There’s been a lot of controversy recently over Apple’s tight-fisted control over the market for iPhone applications. Apple reviews every application submitted for sale via the iPhone App Store and regularly rejects applications that don’t meet its standards. More galling to iPhone developers, Apple is sometimes vague about why an application gets rejected, leaving a developer who’s poured months of effort into an application stranded.
The latest round of debate was sparked by Apple’s decision to reject the Google Voice application. That got the attention of the FCC, which sent letters to Apple, Google, and AT&T demanding an explanation for the decision. My former blogging colleagues Adam Thierer and Jerry Brito weren’t too happy about this, pointing out that it’s not clear the FCC has any authority in this area. And my friend Peter Suderman chimed in in support of Apple, noting that Apple has done more to enhance the dynamism of the wireless industry than the FCC ever will.
This is an especially worrisome trend because we’re rapidly approaching a world in which every digital device has a wireless card. So if the FCC has the authority to regulate the software on the iPhone because it happens to have wireless capabilities, the same reasoning would seem to give the FCC authority over almost any digital device. And that seems like a bad idea. There’s no reason to think the software industry—wireless or otherwise—needs more government oversight. And if there is going to be government oversight, there’s no reason to think the FCC is especially qualified to provide it.
I was, therefore, a little disappointed to see the Electronic Frontier Foundation’s Fred Von Lohmann jump on this particular bandwagon. I’ve been an EFF donor for years, and I think they do incredibly important work defending civil liberties. One of the things I’ve always admired about them is that they’ve always stayed tightly focused on their core mission of defending the freedom of the Internet from encroachment by the legal system. For example, they wisely stayed out of the network neutrality debate, recognizing that there were strong civil liberties arguments on both sides. Cheerleading for greater FCC regulation of the cell phone industry seems to me rather far afield from their traditional focus on defending digital freedom.
With that said, I think it’s important that critics of regulation not over-state their case. In particular, I don’t think there’s any reason to think that (as Peter puts it) “closed networks have spurred technological developments.” The iPhone is a hit because it’s a brilliant product, with excellent software and brilliant industrial design. Its popularity has little or nothing to do with the fact that it’s a closed platform operating on a closed network.

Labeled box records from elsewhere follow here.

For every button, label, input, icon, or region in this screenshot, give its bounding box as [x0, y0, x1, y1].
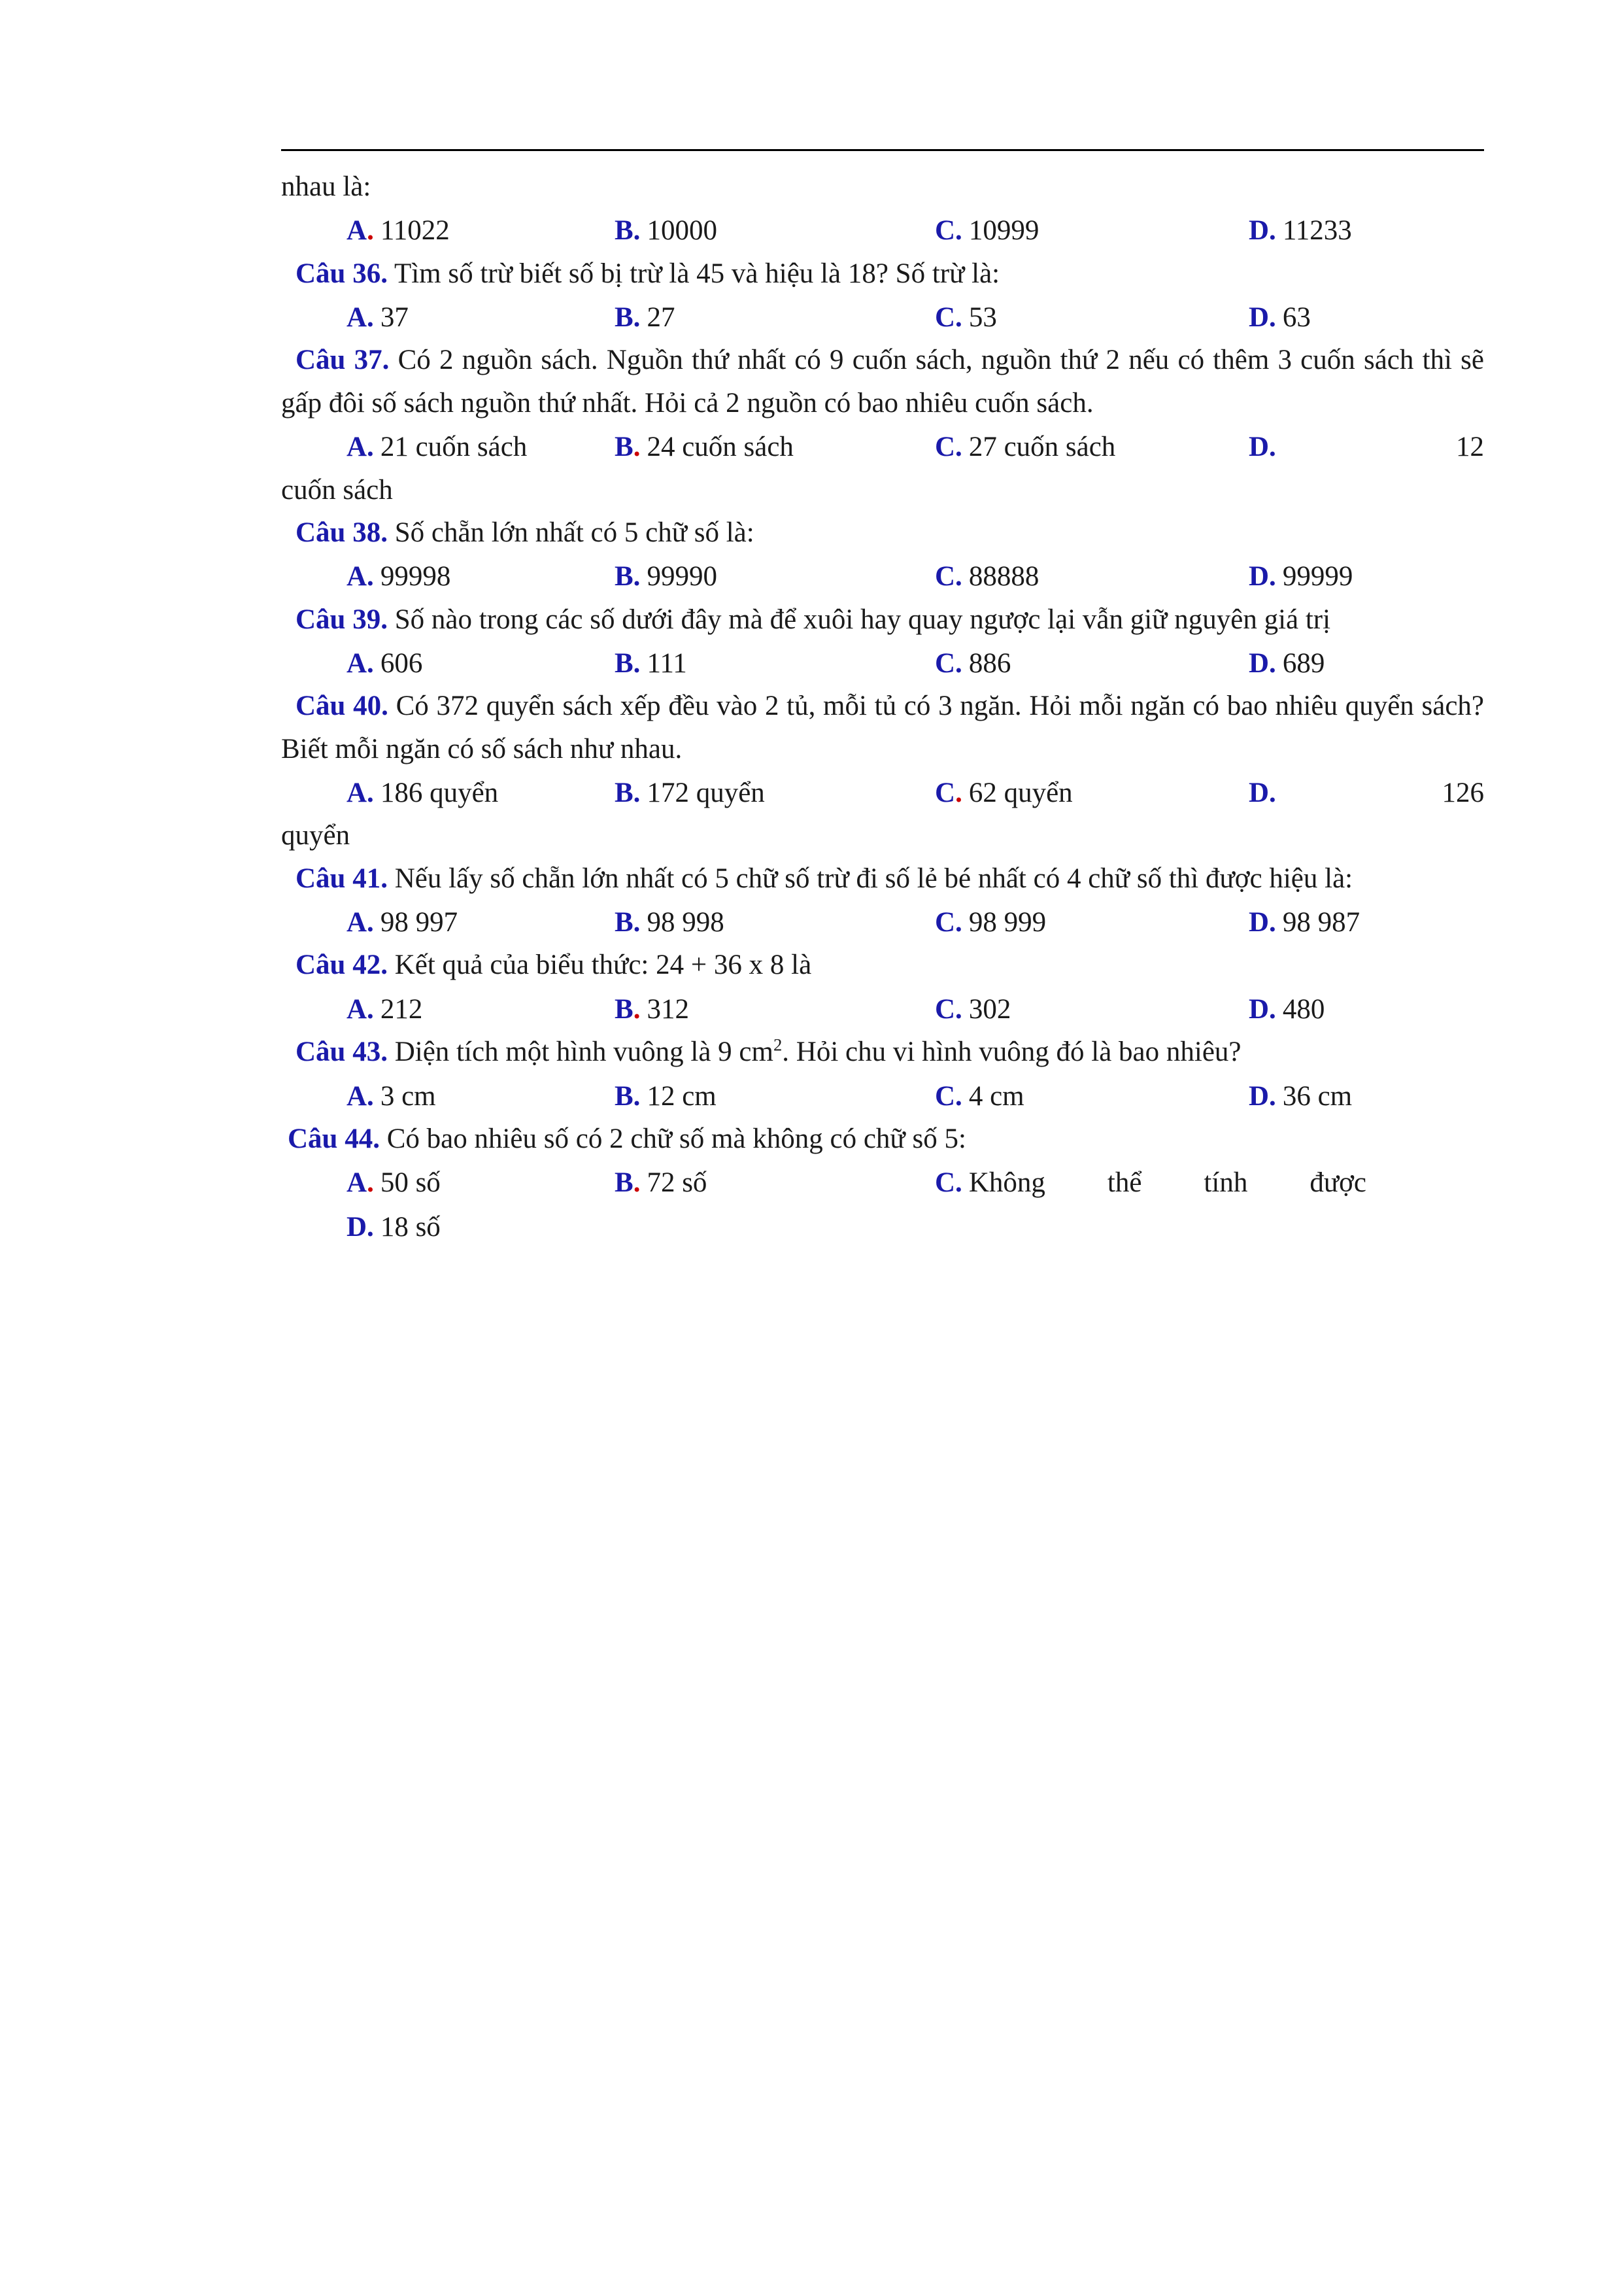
option-a-text: 212	[380, 993, 423, 1025]
option-a-label: A.	[346, 993, 374, 1025]
option-c-label: C.	[935, 1080, 962, 1112]
option-b[interactable]	[615, 901, 935, 944]
option-d[interactable]	[1249, 209, 1484, 252]
option-d-text: 689	[1282, 647, 1325, 679]
question-43-superscript: 2	[773, 1035, 783, 1055]
option-d[interactable]	[1249, 426, 1484, 468]
option-d-label: D.	[1249, 647, 1276, 679]
option-d[interactable]	[1249, 772, 1484, 814]
options-row-q37	[281, 426, 1484, 468]
question-43-number: Câu 43.	[296, 1037, 388, 1068]
option-d-label: D.	[1249, 1080, 1276, 1112]
option-c[interactable]	[935, 426, 1249, 468]
question-43-text-pre: Diện tích một hình vuông là 9 cm	[394, 1037, 773, 1068]
option-b-text: 99990	[647, 561, 717, 592]
option-c-label: C.	[935, 1167, 962, 1199]
options-row-q41	[281, 901, 1484, 944]
option-d-text: 18 số	[380, 1211, 441, 1242]
options-row-q42	[281, 988, 1484, 1031]
question-44-number: Câu 44.	[288, 1123, 380, 1154]
option-d-text: 11233	[1282, 215, 1352, 247]
question-42	[281, 944, 1484, 986]
options-row-q44-wrap	[281, 1206, 1484, 1248]
option-c[interactable]	[935, 772, 1249, 814]
option-c-text: 10999	[968, 215, 1039, 247]
options-row-q39	[281, 642, 1484, 685]
option-d-wrap-q37: cuốn sách	[281, 474, 393, 505]
option-b-label: B.	[615, 1167, 641, 1199]
option-c-text: Không thể tính được	[968, 1167, 1366, 1199]
option-d[interactable]	[1249, 901, 1484, 944]
option-d-label: D.	[1249, 432, 1276, 463]
option-a[interactable]	[281, 642, 615, 685]
option-b-text: 12 cm	[647, 1080, 717, 1112]
option-a[interactable]	[281, 555, 615, 598]
option-d-label: D.	[1249, 561, 1276, 592]
option-a-text: 98 997	[380, 907, 458, 938]
option-c-text: 27 cuốn sách	[968, 432, 1116, 463]
question-41-number: Câu 41.	[296, 863, 388, 894]
question-42-number: Câu 42.	[296, 950, 388, 981]
option-b-label: B.	[615, 647, 641, 679]
option-d[interactable]	[1249, 642, 1484, 685]
option-b-label: B.	[615, 1080, 641, 1112]
question-44-text: Có bao nhiêu số có 2 chữ số mà không có chữ số 5:	[386, 1123, 966, 1154]
option-c[interactable]	[935, 901, 1249, 944]
option-c-text: 53	[968, 302, 997, 334]
option-b[interactable]	[615, 296, 935, 339]
question-43	[281, 1031, 1484, 1073]
option-b-text: 172 quyển	[647, 778, 765, 809]
option-b-text: 10000	[647, 215, 717, 247]
header-rule	[281, 149, 1484, 151]
option-a[interactable]	[281, 296, 615, 339]
option-d-label: D.	[1249, 778, 1276, 809]
option-a-text: 50 số	[380, 1167, 441, 1199]
question-43-text-post: . Hỏi chu vi hình vuông đó là bao nhiêu?	[782, 1037, 1242, 1068]
option-d-text: 99999	[1282, 561, 1353, 592]
option-b-label: B.	[615, 432, 641, 463]
question-39	[281, 598, 1484, 641]
question-39-text: Số nào trong các số dưới đây mà để xuôi hay quay ngược lại vẫn giữ nguyên giá trị	[394, 604, 1331, 635]
option-b[interactable]	[615, 642, 935, 685]
option-a-label: A.	[346, 215, 374, 247]
option-a-text: 11022	[380, 215, 450, 247]
option-c-label: C.	[935, 647, 962, 679]
option-c-text: 886	[968, 647, 1011, 679]
option-c-label: C.	[935, 778, 962, 809]
options-row-q36	[281, 296, 1484, 339]
option-a-label: A.	[346, 561, 374, 592]
option-c-label: C.	[935, 907, 962, 938]
option-a-label: A.	[346, 1167, 374, 1199]
option-c-text: 98 999	[968, 907, 1047, 938]
option-a[interactable]	[281, 1075, 615, 1118]
option-d-label: D.	[1249, 907, 1276, 938]
option-c[interactable]	[935, 209, 1249, 252]
option-b-text: 72 số	[647, 1167, 707, 1199]
question-37-text: Có 2 nguồn sách. Nguồn thứ nhất có 9 cuốn sách, nguồn thứ 2 nếu có thêm 3 cuốn sách thì sẽ gấp đôi số sách nguồn thứ nhất. Hỏi cả 2 nguồn có bao nhiêu cuốn sách.	[281, 345, 1484, 419]
option-c[interactable]	[935, 555, 1249, 598]
option-d[interactable]	[1249, 555, 1484, 598]
option-c-text: 302	[968, 993, 1011, 1025]
question-44	[281, 1118, 1484, 1160]
question-41-text: Nếu lấy số chẵn lớn nhất có 5 chữ số trừ đi số lẻ bé nhất có 4 chữ số thì được hiệu là:	[394, 863, 1353, 894]
options-row-q43	[281, 1075, 1484, 1118]
option-a[interactable]	[281, 426, 615, 468]
option-c-label: C.	[935, 215, 962, 247]
option-d-text: 480	[1282, 993, 1325, 1025]
option-d-text: 12	[1456, 432, 1484, 463]
option-b[interactable]	[615, 1161, 935, 1204]
option-d-text: 36 cm	[1282, 1080, 1353, 1112]
option-c[interactable]	[935, 296, 1249, 339]
option-b-text: 24 cuốn sách	[647, 432, 794, 463]
option-d-label: D.	[1249, 215, 1276, 247]
option-b[interactable]	[615, 426, 935, 468]
option-b-text: 98 998	[647, 907, 724, 938]
option-a-label: A.	[346, 432, 374, 463]
question-39-number: Câu 39.	[296, 604, 388, 635]
option-c-label: C.	[935, 993, 962, 1025]
option-a-text: 186 quyển	[380, 778, 499, 809]
option-b-label: B.	[615, 561, 641, 592]
option-a-text: 3 cm	[380, 1080, 436, 1112]
option-a[interactable]	[281, 988, 615, 1031]
option-b[interactable]	[615, 988, 935, 1031]
option-c[interactable]	[935, 988, 1249, 1031]
options-row-q38	[281, 555, 1484, 598]
option-a[interactable]	[281, 772, 615, 814]
question-38-number: Câu 38.	[296, 517, 388, 548]
option-b[interactable]	[615, 1075, 935, 1118]
options-row-q35	[281, 209, 1484, 252]
option-d[interactable]	[1249, 988, 1484, 1031]
question-36-number: Câu 36.	[296, 258, 388, 289]
option-a-label: A.	[346, 647, 374, 679]
option-a-text: 21 cuốn sách	[380, 432, 528, 463]
option-b[interactable]	[615, 772, 935, 814]
option-c-text: 88888	[968, 561, 1039, 592]
question-42-text: Kết quả của biểu thức: 24 + 36 x 8 là	[394, 950, 812, 981]
option-b-text: 27	[647, 302, 675, 334]
question-40-number: Câu 40.	[296, 691, 388, 722]
option-b-label: B.	[615, 215, 641, 247]
page-content	[281, 149, 1484, 1248]
option-d[interactable]	[281, 1206, 615, 1248]
option-d-label: D.	[1249, 993, 1276, 1025]
question-38-text: Số chẵn lớn nhất có 5 chữ số là:	[394, 517, 754, 548]
option-a-label: A.	[346, 778, 374, 809]
option-c-label: C.	[935, 432, 962, 463]
question-40-text: Có 372 quyển sách xếp đều vào 2 tủ, mỗi tủ có 3 ngăn. Hỏi mỗi ngăn có bao nhiêu quyển sách? Biết mỗi ngăn có số sách như nhau.	[281, 691, 1484, 764]
options-row-q44	[281, 1161, 1484, 1204]
options-row-q40	[281, 772, 1484, 814]
option-b-text: 111	[647, 647, 687, 679]
option-a[interactable]	[281, 209, 615, 252]
option-c-label: C.	[935, 561, 962, 592]
option-c-label: C.	[935, 302, 962, 334]
option-d-text: 126	[1442, 778, 1484, 809]
option-a-text: 99998	[380, 561, 451, 592]
option-b-label: B.	[615, 907, 641, 938]
option-b[interactable]	[615, 209, 935, 252]
option-d-label: D.	[346, 1211, 374, 1242]
question-36	[281, 252, 1484, 295]
question-40	[281, 685, 1484, 770]
option-b[interactable]	[615, 555, 935, 598]
option-d-label: D.	[1249, 302, 1276, 334]
option-d[interactable]	[1249, 296, 1484, 339]
question-37-number: Câu 37.	[296, 345, 390, 376]
option-d-text: 63	[1282, 302, 1311, 334]
option-c[interactable]	[935, 1075, 1249, 1118]
option-d-text: 98 987	[1282, 907, 1360, 938]
option-b-label: B.	[615, 993, 641, 1025]
option-d-wrap-q40: quyển	[281, 820, 350, 851]
option-b-label: B.	[615, 302, 641, 334]
option-c-text: 62 quyển	[968, 778, 1073, 809]
option-b-text: 312	[647, 993, 689, 1025]
question-38	[281, 511, 1484, 554]
option-c[interactable]	[935, 642, 1249, 685]
option-b-label: B.	[615, 778, 641, 809]
question-41	[281, 857, 1484, 900]
option-d[interactable]	[1249, 1075, 1484, 1118]
option-a[interactable]	[281, 901, 615, 944]
option-c-text: 4 cm	[968, 1080, 1024, 1112]
option-a-label: A.	[346, 1080, 374, 1112]
option-c[interactable]	[935, 1161, 1366, 1204]
question-37	[281, 339, 1484, 424]
option-a[interactable]	[281, 1161, 615, 1204]
continued-sentence: nhau là:	[281, 171, 371, 202]
option-a-text: 606	[380, 647, 423, 679]
question-36-text: Tìm số trừ biết số bị trừ là 45 và hiệu là 18? Số trừ là:	[394, 258, 1000, 289]
option-a-label: A.	[346, 302, 374, 334]
option-a-label: A.	[346, 907, 374, 938]
option-a-text: 37	[380, 302, 409, 334]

An analogy might help make this point clear: many movie theaters sell relatively cheap tickets and make their profits selling expensive refreshments. To make this business model work, movie theaters spend resources to prevent their customers from bringing their own food into the theater. Now, I certainly think it’s reasonable to say that movie theaters should be free to pursue this business model. And obviously many consumers believe they’re getting a good deal. But I don’t think any of them would cite their inability to bring food into the theater as one of the theater’s selling points. The policy is clearly designed to benefit the theater, not its patrons.
The same point applies to closed technology platforms. I certainly don’t think it should be illegal for companies to build closed networks or platforms. But it’s a little silly to pretend that companies’ efforts to lock down their products somehow improve the products or promote competition. The iPhone would be an even better (although possibly less profitable) product if customers had the freedom to install unauthorized applications. And the cellular market would be even more competitive if consumers had greater freedom to combine any device with any network. The iPhone is a great product in spite of, not because of, the restrictions Apple and AT&T place on it.
Finally, libertarians in particular should bear in mind the point Ryan Radia makes here. Apple’s stranglehold over the iPhone software market only exists thanks to the Digital Millennium Copyright Act:
The DMCA hasn’t stopped millions of iPhone owners from jailbreaking their phones and installing Cydia, an unofficial alternative to the official iPhone App Store. Cydia, which lets users download banned iPhone apps like Google Voice, has been installed on a whopping one in ten iPhones, according to its developers.
But jailbreaking programs and applications like Cydia are in risky legal territory. Developers who circumvent the iPhone’s copy protection systems are at risk of being sued by Apple, as are users who run jailbreaking software. Apple maintains that jailbreaking software is illegal under federal law, though it has not taken legal action against any unauthorized iPhone developers to date.
In a free market, consumers would have a choice between using Apple-approved software or switching to competing software offered by a variety of third-party vendors. Unfortunately, the DMCA has pushed the “jailbreaking” community underground, resulting in a world in which only the most technically-savvy users have a choice. I’m not convinced this is such a serious problem that we need to give the FCC the power to regulate the mobile software industry. But it is a problem, and I think it’s important to say so.